Je pense que la solution que vous avez retenue n’est pas bonne et que les secondes délibérations d’une telle nature sont toujours contreproductives – ce n’est d’ailleurs pas la première fois que je formule cette observation.

De surcroît, vous avez décidé de recourir à la procédure du vote bloqué. Or la commission a émis un avis défavorable sur deux amendements du Gouvernement et un avis favorable sur le dernier. Ce n’est pas une bonne pratique !

Je le répète, je voterai contre, d’autant plus que, dans cette enceinte, nous avons réalisé un travail très sérieux sur les emplois à domicile, et nous étions parvenus à trouver un consensus.

Monsieur le secrétaire d’État, vous disiez dans la presse que, le cas échéant, vous attendiez une initiative parlementaire sur ce sujet ; eh bien, nous l’avons prise, à l’unanimité, mais apparemment elle ne vous convient pas.

Il fallait laisser le débat se poursuivre, au lieu de faire pression pour qu’il s’arrête. Je ne sais pas quel sera le vote de la Haute Assemblée, mais, encore une fois, à titre personnel, je ne peux pas accepter un tel procédé. (Applaudissements sur les travées du RDSE, ainsi que sur certaines travées de l'UMP. – Mme Laurence Cohen applaudit également.)

M. Gilbert Barbier. C’est une position courageuse !

M. le président.

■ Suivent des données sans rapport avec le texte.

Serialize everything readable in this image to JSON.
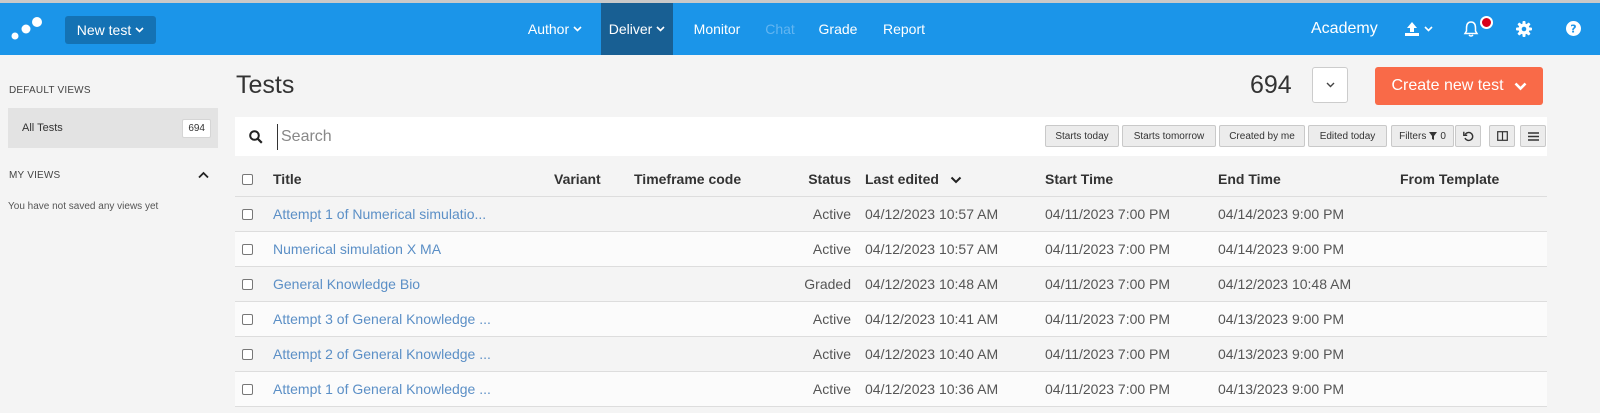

La parole est à M. Gérard Roche, pour explication de vote.

M. Gérard Roche. Je voudrais d’abord exprimer ma grande déception.

La discussion générale a eu lieu hier. Aujourd’hui, l’examen des articles se déroule depuis quatorze heures trente jusqu’à bientôt une heure du matin. Le débat n’a pas été politicien ; il n’y a pas eu de blocages politiques ni d’un côté ni de l’autre ; nous nous sommes tous exprimés. Je l’ai dit tout à l’heure, nous avons travaillé consciencieusement en relevant toutes les difficultés que pouvait soulever chaque amendement.

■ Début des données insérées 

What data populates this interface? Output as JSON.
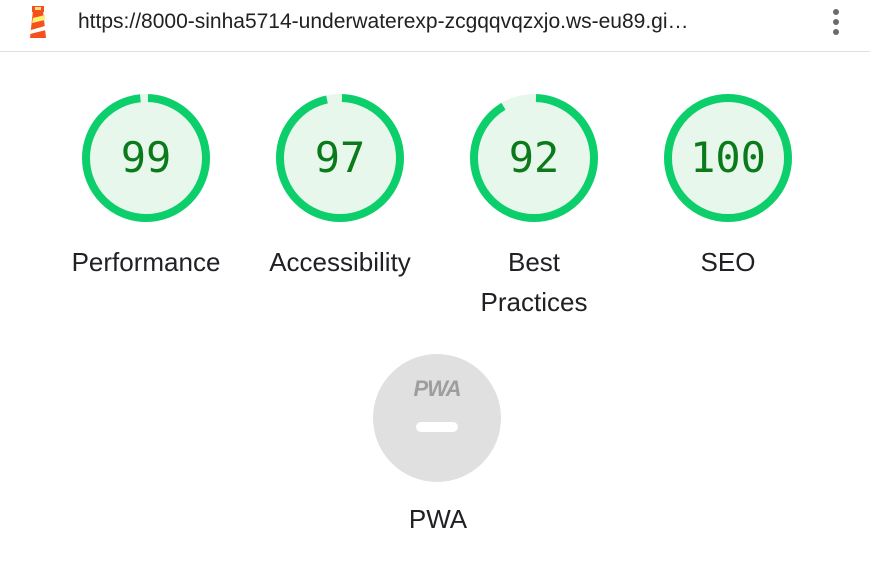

Je crois donc que nous avons accompli un très bon travail, et le voir maintenant bafoué, cela fait mal au cœur.

Je suis triste aussi pour mes collègues socialistes. J’avais déjà eu la puce à l’oreille, hier, lorsque Jean-Pierre Caffet avait formulé un certain nombre de propositions concernant des économies à réaliser au titre de l’article 9. J’avais alors demandé à Mme la ministre si elle pensait les reprendre à son compte ou si elle allait se replier sur le projet de loi de financement de la sécurité sociale pour 2015. Au final, elle n’a pas repris les propositions de M. Caffet, qui avait pourtant tracé des pistes de travail sur lesquelles notre groupe était prêt à travailler.

Je suis triste aussi pour mon ami Yves Daudigny, et pour tous les membres de la commission des affaires sociales.

L’amendement tendant à porter la déduction forfaitaire de la cotisation patronale à 1,50 euro est symbolique, bien plus que politique. Il vise l’emploi et les personnes qui ont besoin de services à domicile.

Et précisément, si nous l’avons adopté à l’unanimité, c’est parce que nous sommes près du peuple, parce que les élus qui entendent le peuple, que ce soit par l’intermédiaire de leurs collègues de terrain, des syndicalistes ou d’autres acteurs, c’est nous !

En somme, nous vous avons fait aujourd’hui l’étude d’impact qui manquait à ce projet de loi.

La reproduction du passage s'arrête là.